Contributed by Jeff Davis, Business Program Chair, Minnesota School of Business
Whether you are business or finance student looking to get an edge in the world of finance or you are looking for your own financial adviser, you should understand the different licenses, degrees, certifications, and professional designations that someone working in finance might have.
Part 1 of this series looks at required licenses and the differences between them from a financial professional’s perspective and from a client’s perspective. We will cover advanced education, such as the MBA, and professional designations, such as Certified Financial Planner (CFP) in future posts.
You may think that working with other people’s money should require a license. However, the requirement to be licensed in finance is actually quite limited.
If you give advice about stocks, bonds or other securities, you must be licensed as an Investment Adviser Representative (IAR). Although requirements vary by state, in most states you will need to pass the Series 65 Exam to earn the license. This is a three-hour test covering financial regulations, ethics, types of security products, security valuation, and trading strategies.
If you are going to buy or sell securities for clients, you must be licensed as a Registered Representative, commonly called a stock broker. To act as a stock broker you must pass the Series 7 Exam, a six-hour test that covers stocks, bonds, options, markets, customer accounts, analysis, taxes, and regulations.
If you obtain an entry-level position as a stock broker or investment adviser, you will typically spend your first few months on the job studying for and then taking the appropriate exams.
If you are looking for financial advice instead, there are important differences to note between an IAR and a stock broker.

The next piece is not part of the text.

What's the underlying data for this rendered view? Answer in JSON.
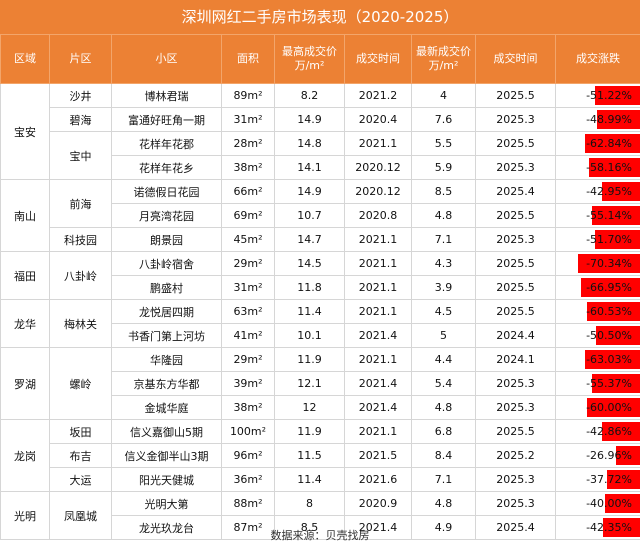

Investment Adviser Representatives have a fiduciary duty to hold your interests above their own in all circumstances. They typically charge a fee – a small percentage of your assets, or an hourly rate – and do not earn commissions by selling products. Stock brokers, on the other hand, do earn commissions by selling products. They are not fiduciaries, and can recommend any product as long as it is “suitable.” This means, for example, that given several investment products that are suitable for you, a stock broker could recommend the one that pays him or her the higher commission, rather than the one that is the best for you.
There is of course plenty to do in finance without giving advice about specific securities or selling investment products. In those areas that do not require a license, advanced education and professional designations can help the financial professional obtain employment. Those looking for financial services can get an indication of the financial professional’s knowledge and areas of expertise by checking which designations they have.